A method for optimized satellite control, the method comprising a LIDAR sensor 300 searching and sensing a trajectory environment, and signaling data regarding the identification of orbital objects in the satellite's potential flight path to an on-board processor; wherein the on-board processor analyzes the data regarding orbital objects in the satellite's flight path using a neural network; the neural network predicts the movement of identified objects in the satellite's potential flight path and further sending signals to an embedded expert intelligence software program. The embedded expert intelligence software program processes the signals and steering the satellite for optimized trajectory control, collision avoidance, and orbital distance minimization.
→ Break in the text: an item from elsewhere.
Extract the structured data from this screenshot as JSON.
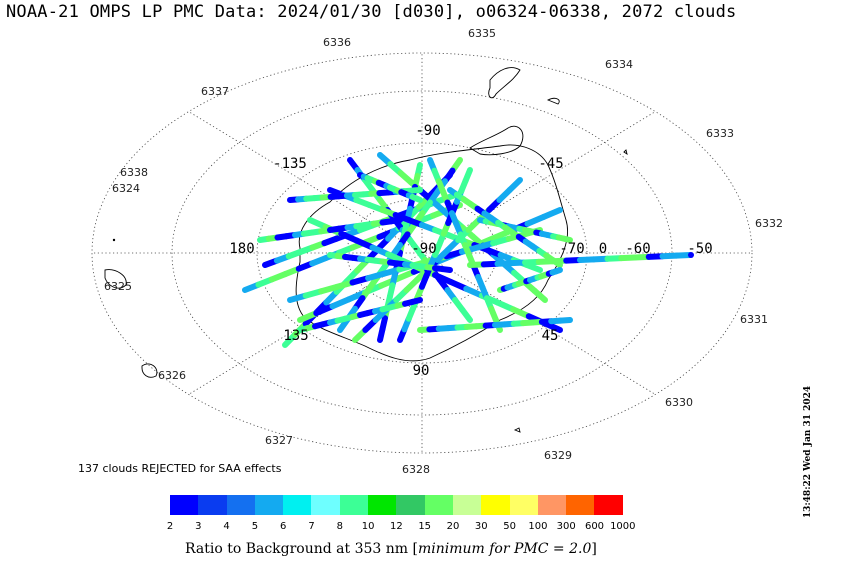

[0068] For satellite constellations, a big problem is how to navigate the rapidly growing traffic in space. In certain embodiment, the present disclosure provides the solution by allowing constellations of satellites to be pre-programed to identify one another automatically. In such embodiments, reinforcement learning agents may be trained to navigate for collision avoidance by steering the side panels 304. For example, the right panel 406 by rotating the panel connector 405.
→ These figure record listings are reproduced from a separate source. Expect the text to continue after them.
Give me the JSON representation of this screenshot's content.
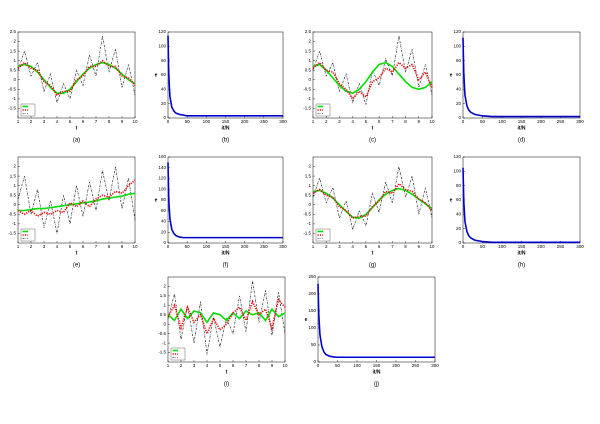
{
  "chart_data": [
    {
      "type": "line",
      "caption": "(a)",
      "x_label": "t",
      "xlim": [
        1,
        10
      ],
      "xticks": [
        1,
        2,
        3,
        4,
        5,
        6,
        7,
        8,
        9,
        10
      ],
      "ylim": [
        -2,
        2.5
      ],
      "yticks": [
        -1.5,
        -1,
        -0.5,
        0,
        0.5,
        1,
        1.5,
        2,
        2.5
      ],
      "x": [
        1,
        1.5,
        2,
        2.5,
        3,
        3.5,
        4,
        4.5,
        5,
        5.5,
        6,
        6.5,
        7,
        7.5,
        8,
        8.5,
        9,
        9.5,
        10
      ],
      "series": [
        {
          "color": "#000000",
          "style": "dashdot",
          "values": [
            0.5,
            1.5,
            0.2,
            0.9,
            -0.6,
            0.3,
            -1.2,
            -0.2,
            -1.0,
            0.5,
            -0.3,
            1.3,
            0.2,
            2.3,
            0.4,
            1.6,
            -0.4,
            0.8,
            -0.8
          ]
        },
        {
          "color": "#00dd00",
          "style": "solid",
          "values": [
            0.7,
            0.8,
            0.7,
            0.4,
            0.0,
            -0.4,
            -0.7,
            -0.7,
            -0.5,
            -0.1,
            0.3,
            0.6,
            0.8,
            0.9,
            0.8,
            0.6,
            0.3,
            0.0,
            -0.2
          ]
        },
        {
          "color": "#ee0000",
          "style": "dotted",
          "values": [
            0.6,
            0.9,
            0.6,
            0.5,
            -0.1,
            -0.3,
            -0.8,
            -0.6,
            -0.6,
            0.0,
            0.2,
            0.7,
            0.7,
            1.0,
            0.7,
            0.7,
            0.2,
            0.1,
            -0.3
          ]
        }
      ]
    },
    {
      "type": "line",
      "caption": "(b)",
      "x_label": "it/N",
      "y_label": "e",
      "xlim": [
        0,
        300
      ],
      "xticks": [
        0,
        50,
        100,
        150,
        200,
        250,
        300
      ],
      "ylim": [
        0,
        120
      ],
      "yticks": [
        0,
        20,
        40,
        60,
        80,
        100,
        120
      ],
      "x": [
        0,
        2,
        5,
        10,
        15,
        20,
        30,
        40,
        50,
        75,
        100,
        150,
        200,
        250,
        300
      ],
      "series": [
        {
          "color": "#0000cc",
          "style": "solid",
          "values": [
            115,
            60,
            30,
            15,
            10,
            7,
            5,
            4,
            3,
            3,
            3,
            3,
            3,
            3,
            3
          ]
        }
      ]
    },
    {
      "type": "line",
      "caption": "(c)",
      "x_label": "t",
      "xlim": [
        1,
        10
      ],
      "xticks": [
        1,
        2,
        3,
        4,
        5,
        6,
        7,
        8,
        9,
        10
      ],
      "ylim": [
        -2,
        2.5
      ],
      "yticks": [
        -1.5,
        -1,
        -0.5,
        0,
        0.5,
        1,
        1.5,
        2,
        2.5
      ],
      "x": [
        1,
        1.5,
        2,
        2.5,
        3,
        3.5,
        4,
        4.5,
        5,
        5.5,
        6,
        6.5,
        7,
        7.5,
        8,
        8.5,
        9,
        9.5,
        10
      ],
      "series": [
        {
          "color": "#000000",
          "style": "dashdot",
          "values": [
            0.5,
            1.5,
            0.2,
            0.9,
            -0.6,
            0.3,
            -1.2,
            -0.2,
            -1.3,
            0.5,
            -0.3,
            1.1,
            0.2,
            2.3,
            0.4,
            1.6,
            -0.4,
            0.8,
            -0.8
          ]
        },
        {
          "color": "#00dd00",
          "style": "solid",
          "values": [
            0.7,
            0.8,
            0.5,
            0.1,
            -0.3,
            -0.6,
            -0.7,
            -0.5,
            -0.1,
            0.4,
            0.8,
            0.9,
            0.7,
            0.3,
            -0.1,
            -0.4,
            -0.5,
            -0.4,
            -0.1
          ]
        },
        {
          "color": "#ee0000",
          "style": "dotted",
          "values": [
            0.6,
            0.9,
            0.5,
            0.4,
            -0.2,
            -0.5,
            -1.0,
            -0.6,
            -0.9,
            -0.1,
            0.1,
            0.6,
            0.4,
            0.9,
            0.6,
            0.8,
            0.0,
            0.4,
            -0.4
          ]
        }
      ]
    },
    {
      "type": "line",
      "caption": "(d)",
      "x_label": "it/N",
      "y_label": "e",
      "xlim": [
        0,
        300
      ],
      "xticks": [
        0,
        50,
        100,
        150,
        200,
        250,
        300
      ],
      "ylim": [
        0,
        120
      ],
      "yticks": [
        0,
        20,
        40,
        60,
        80,
        100,
        120
      ],
      "x": [
        0,
        2,
        5,
        10,
        15,
        20,
        30,
        40,
        50,
        75,
        100,
        150,
        200,
        250,
        300
      ],
      "series": [
        {
          "color": "#0000cc",
          "style": "solid",
          "values": [
            112,
            62,
            32,
            17,
            11,
            8,
            5,
            4,
            3,
            2,
            2,
            2,
            2,
            2,
            2
          ]
        }
      ]
    },
    {
      "type": "line",
      "caption": "(e)",
      "x_label": "t",
      "xlim": [
        1,
        10
      ],
      "xticks": [
        1,
        2,
        3,
        4,
        5,
        6,
        7,
        8,
        9,
        10
      ],
      "ylim": [
        -2,
        2.5
      ],
      "yticks": [
        -1.5,
        -1,
        -0.5,
        0,
        0.5,
        1,
        1.5,
        2
      ],
      "x": [
        1,
        1.5,
        2,
        2.5,
        3,
        3.5,
        4,
        4.5,
        5,
        5.5,
        6,
        6.5,
        7,
        7.5,
        8,
        8.5,
        9,
        9.5,
        10
      ],
      "series": [
        {
          "color": "#000000",
          "style": "dashdot",
          "values": [
            0.3,
            1.5,
            -0.5,
            0.8,
            -1.2,
            0.2,
            -1.5,
            0.5,
            -1.0,
            1.0,
            -0.6,
            1.2,
            -0.3,
            1.8,
            0.2,
            2.0,
            -0.2,
            1.4,
            -0.8
          ]
        },
        {
          "color": "#00dd00",
          "style": "solid",
          "values": [
            -0.3,
            -0.3,
            -0.25,
            -0.2,
            -0.2,
            -0.15,
            -0.1,
            -0.05,
            0.0,
            0.05,
            0.1,
            0.15,
            0.2,
            0.3,
            0.35,
            0.4,
            0.45,
            0.55,
            0.6
          ]
        },
        {
          "color": "#ee0000",
          "style": "dotted",
          "values": [
            -0.3,
            -0.5,
            -0.3,
            -0.6,
            -0.4,
            -0.5,
            -0.3,
            -0.4,
            0.1,
            -0.1,
            0.2,
            -0.1,
            0.3,
            0.5,
            0.4,
            0.7,
            0.6,
            1.0,
            1.3
          ]
        }
      ]
    },
    {
      "type": "line",
      "caption": "(f)",
      "x_label": "it/N",
      "y_label": "e",
      "xlim": [
        0,
        300
      ],
      "xticks": [
        0,
        50,
        100,
        150,
        200,
        250,
        300
      ],
      "ylim": [
        0,
        160
      ],
      "yticks": [
        0,
        20,
        40,
        60,
        80,
        100,
        120,
        140,
        160
      ],
      "x": [
        0,
        2,
        5,
        10,
        15,
        20,
        30,
        40,
        50,
        75,
        100,
        150,
        200,
        250,
        300
      ],
      "series": [
        {
          "color": "#0000cc",
          "style": "solid",
          "values": [
            150,
            80,
            45,
            25,
            18,
            14,
            11,
            10,
            10,
            10,
            10,
            10,
            10,
            10,
            10
          ]
        }
      ]
    },
    {
      "type": "line",
      "caption": "(g)",
      "x_label": "t",
      "xlim": [
        1,
        10
      ],
      "xticks": [
        1,
        2,
        3,
        4,
        5,
        6,
        7,
        8,
        9,
        10
      ],
      "ylim": [
        -2,
        2.5
      ],
      "yticks": [
        -1.5,
        -1,
        -0.5,
        0,
        0.5,
        1,
        1.5,
        2
      ],
      "x": [
        1,
        1.5,
        2,
        2.5,
        3,
        3.5,
        4,
        4.5,
        5,
        5.5,
        6,
        6.5,
        7,
        7.5,
        8,
        8.5,
        9,
        9.5,
        10
      ],
      "series": [
        {
          "color": "#000000",
          "style": "dashdot",
          "values": [
            0.4,
            1.4,
            0.1,
            0.9,
            -0.7,
            0.2,
            -1.3,
            -0.3,
            -1.1,
            0.6,
            -0.4,
            1.2,
            0.1,
            2.0,
            0.4,
            1.5,
            -0.5,
            0.9,
            -0.7
          ]
        },
        {
          "color": "#00dd00",
          "style": "solid",
          "values": [
            0.7,
            0.75,
            0.6,
            0.35,
            0.0,
            -0.35,
            -0.65,
            -0.7,
            -0.5,
            -0.15,
            0.25,
            0.55,
            0.75,
            0.85,
            0.75,
            0.55,
            0.3,
            0.05,
            -0.2
          ]
        },
        {
          "color": "#ee0000",
          "style": "dotted",
          "values": [
            0.6,
            0.8,
            0.5,
            0.4,
            -0.1,
            -0.3,
            -0.7,
            -0.6,
            -0.6,
            -0.1,
            0.2,
            0.7,
            0.6,
            1.1,
            0.8,
            0.7,
            0.3,
            0.1,
            -0.3
          ]
        }
      ]
    },
    {
      "type": "line",
      "caption": "(h)",
      "x_label": "it/N",
      "y_label": "e",
      "xlim": [
        0,
        300
      ],
      "xticks": [
        0,
        50,
        100,
        150,
        200,
        250,
        300
      ],
      "ylim": [
        0,
        120
      ],
      "yticks": [
        0,
        20,
        40,
        60,
        80,
        100,
        120
      ],
      "x": [
        0,
        2,
        5,
        10,
        15,
        20,
        30,
        40,
        50,
        75,
        100,
        150,
        200,
        250,
        300
      ],
      "series": [
        {
          "color": "#0000cc",
          "style": "solid",
          "values": [
            105,
            58,
            30,
            16,
            10,
            7,
            4,
            3,
            2,
            1,
            1,
            1,
            1,
            1,
            1
          ]
        }
      ]
    },
    {
      "type": "line",
      "caption": "(i)",
      "x_label": "t",
      "xlim": [
        1,
        10
      ],
      "xticks": [
        1,
        2,
        3,
        4,
        5,
        6,
        7,
        8,
        9,
        10
      ],
      "ylim": [
        -2,
        2.5
      ],
      "yticks": [
        -1.5,
        -1,
        -0.5,
        0,
        0.5,
        1,
        1.5,
        2
      ],
      "x": [
        1,
        1.5,
        2,
        2.5,
        3,
        3.5,
        4,
        4.5,
        5,
        5.5,
        6,
        6.5,
        7,
        7.5,
        8,
        8.5,
        9,
        9.5,
        10
      ],
      "series": [
        {
          "color": "#000000",
          "style": "dashdot",
          "values": [
            0.3,
            1.6,
            -0.8,
            1.0,
            -1.0,
            1.2,
            -1.6,
            0.4,
            -1.2,
            0.3,
            -0.5,
            1.5,
            -0.4,
            2.3,
            0.1,
            1.8,
            -0.6,
            1.7,
            -0.5
          ]
        },
        {
          "color": "#00dd00",
          "style": "solid",
          "values": [
            0.5,
            0.2,
            0.8,
            0.3,
            0.7,
            0.6,
            0.1,
            0.6,
            0.5,
            0.2,
            0.6,
            0.3,
            0.7,
            0.5,
            0.6,
            0.2,
            0.8,
            0.4,
            0.6
          ]
        },
        {
          "color": "#ee0000",
          "style": "dotted",
          "values": [
            0.4,
            1.0,
            -0.2,
            0.9,
            0.1,
            0.5,
            -0.5,
            0.3,
            -0.3,
            0.0,
            0.6,
            0.9,
            0.2,
            1.2,
            0.5,
            0.8,
            -0.2,
            1.3,
            0.9
          ]
        }
      ]
    },
    {
      "type": "line",
      "caption": "(j)",
      "x_label": "it/N",
      "y_label": "e",
      "xlim": [
        0,
        300
      ],
      "xticks": [
        0,
        50,
        100,
        150,
        200,
        250,
        300
      ],
      "ylim": [
        0,
        250
      ],
      "yticks": [
        0,
        50,
        100,
        150,
        200,
        250
      ],
      "x": [
        0,
        2,
        5,
        10,
        15,
        20,
        30,
        40,
        50,
        75,
        100,
        150,
        200,
        250,
        300
      ],
      "series": [
        {
          "color": "#0000cc",
          "style": "solid",
          "values": [
            230,
            140,
            80,
            45,
            30,
            22,
            17,
            15,
            14,
            14,
            14,
            14,
            14,
            14,
            14
          ]
        }
      ]
    }
  ]
}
[0069] It is to be understood that while certain embodiments and examples of the invention are illustrated herein, the invention is not limited to the specific embodiments or forms described and set forth herein. It will be apparent to those skilled in the art that various changes and substitutions may be made without departing from the scope or spirit of the invention and the invention is not considered to be limited to what is shown and described in the specification and the embodiments and examples that are set forth therein. Moreover, several details describing structures and processes that are well-known to those skilled in the art and often associated with satellites and satellite control or other satellites are not set forth in the following description to better focus on the various embodiments and novel features of the disclosure of the present invention. One skilled in the art would readily appreciate that such structures and processes are at least inherently in the invention and in the specific embodiments and examples set forth herein.
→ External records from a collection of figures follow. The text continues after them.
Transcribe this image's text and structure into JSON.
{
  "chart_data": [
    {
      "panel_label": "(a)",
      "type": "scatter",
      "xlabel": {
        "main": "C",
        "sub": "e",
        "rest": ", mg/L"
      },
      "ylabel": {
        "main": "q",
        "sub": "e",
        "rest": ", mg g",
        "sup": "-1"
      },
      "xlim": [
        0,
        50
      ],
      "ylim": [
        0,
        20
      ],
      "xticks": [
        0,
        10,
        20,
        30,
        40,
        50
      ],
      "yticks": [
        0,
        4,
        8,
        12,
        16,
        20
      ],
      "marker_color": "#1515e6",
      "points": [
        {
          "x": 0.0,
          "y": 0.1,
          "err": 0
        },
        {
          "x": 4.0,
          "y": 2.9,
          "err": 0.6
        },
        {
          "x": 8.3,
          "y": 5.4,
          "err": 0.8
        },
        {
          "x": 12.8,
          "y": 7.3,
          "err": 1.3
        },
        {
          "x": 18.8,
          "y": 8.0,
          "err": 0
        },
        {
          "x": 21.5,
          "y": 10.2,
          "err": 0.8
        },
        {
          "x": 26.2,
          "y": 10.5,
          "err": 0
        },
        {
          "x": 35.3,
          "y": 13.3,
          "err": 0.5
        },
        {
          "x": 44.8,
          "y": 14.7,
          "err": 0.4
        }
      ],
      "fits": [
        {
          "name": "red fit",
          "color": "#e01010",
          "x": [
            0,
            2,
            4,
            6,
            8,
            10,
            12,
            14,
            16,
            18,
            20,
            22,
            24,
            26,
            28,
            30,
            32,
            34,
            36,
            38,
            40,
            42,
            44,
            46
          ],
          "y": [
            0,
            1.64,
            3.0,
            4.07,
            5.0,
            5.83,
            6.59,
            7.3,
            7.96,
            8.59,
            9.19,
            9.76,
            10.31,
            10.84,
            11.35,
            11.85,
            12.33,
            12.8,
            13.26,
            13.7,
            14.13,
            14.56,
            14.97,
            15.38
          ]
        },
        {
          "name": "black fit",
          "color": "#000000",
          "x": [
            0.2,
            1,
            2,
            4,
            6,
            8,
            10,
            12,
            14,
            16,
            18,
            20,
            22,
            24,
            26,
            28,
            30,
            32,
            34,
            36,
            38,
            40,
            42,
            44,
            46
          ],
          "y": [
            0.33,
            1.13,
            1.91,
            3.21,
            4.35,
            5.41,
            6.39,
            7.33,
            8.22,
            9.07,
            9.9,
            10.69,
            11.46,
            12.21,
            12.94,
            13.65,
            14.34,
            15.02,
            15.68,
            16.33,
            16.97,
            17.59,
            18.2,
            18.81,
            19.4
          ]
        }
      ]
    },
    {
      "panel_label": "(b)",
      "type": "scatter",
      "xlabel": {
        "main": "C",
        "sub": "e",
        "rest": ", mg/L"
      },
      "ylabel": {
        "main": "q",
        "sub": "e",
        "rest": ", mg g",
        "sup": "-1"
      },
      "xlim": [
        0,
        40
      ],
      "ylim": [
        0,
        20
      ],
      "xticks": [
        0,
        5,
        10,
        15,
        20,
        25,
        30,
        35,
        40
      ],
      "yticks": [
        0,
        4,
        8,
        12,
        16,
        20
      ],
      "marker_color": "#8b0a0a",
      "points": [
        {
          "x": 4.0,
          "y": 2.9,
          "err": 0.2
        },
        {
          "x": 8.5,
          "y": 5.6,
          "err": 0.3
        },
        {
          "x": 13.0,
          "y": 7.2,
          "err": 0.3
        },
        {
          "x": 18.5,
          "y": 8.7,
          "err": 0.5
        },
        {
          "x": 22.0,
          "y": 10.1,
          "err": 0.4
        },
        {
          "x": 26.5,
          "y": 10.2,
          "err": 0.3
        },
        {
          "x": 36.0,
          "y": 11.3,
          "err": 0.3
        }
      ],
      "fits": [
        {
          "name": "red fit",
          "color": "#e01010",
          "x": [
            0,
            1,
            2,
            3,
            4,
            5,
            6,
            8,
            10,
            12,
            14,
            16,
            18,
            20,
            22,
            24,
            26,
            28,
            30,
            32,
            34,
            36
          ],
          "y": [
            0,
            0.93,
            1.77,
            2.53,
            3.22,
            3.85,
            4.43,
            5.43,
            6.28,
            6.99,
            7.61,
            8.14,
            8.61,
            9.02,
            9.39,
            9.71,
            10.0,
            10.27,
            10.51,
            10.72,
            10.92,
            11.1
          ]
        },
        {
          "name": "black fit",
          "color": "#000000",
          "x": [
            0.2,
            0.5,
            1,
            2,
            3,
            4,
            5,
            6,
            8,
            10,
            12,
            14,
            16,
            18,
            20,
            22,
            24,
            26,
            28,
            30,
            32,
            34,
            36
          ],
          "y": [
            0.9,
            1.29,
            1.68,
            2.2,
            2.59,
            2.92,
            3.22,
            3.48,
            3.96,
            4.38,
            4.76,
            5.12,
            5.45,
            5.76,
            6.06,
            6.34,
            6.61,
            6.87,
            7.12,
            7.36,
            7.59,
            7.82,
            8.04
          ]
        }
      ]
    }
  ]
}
[0070] One skilled in the art will readily appreciate that the present invention is well adapted to carry out the objectives and obtain the ends and advantages mentioned herein as well as those that are inherent in the invention and in the specific embodiments and examples set forth herein. The embodiments, examples, methods, and compositions described or set forth herein are representative of certain preferred embodiments and are intended to be exemplary and not limitations on the scope of the invention. Those skilled in the art will understand that changes to the embodiments, examples, methods and uses set forth herein may be made that will still be encompassed within the scope and spirit of the invention. Indeed, various embodiments and modifications of the described compositions and methods herein which are obvious to those skilled in the art, are intended to be within the scope of the invention disclosed herein. Moreover, although the embodiments of the present invention are described in reference to use in connection with satellites or launch vehicles, ones of ordinary skill in the art will understand that the principles of the present inventions could be applied to other types of aerial vehicles or apparatus in a wide variety of environments, including environments in the atmosphere, Earth orbit, in space, on the ground, and underwater.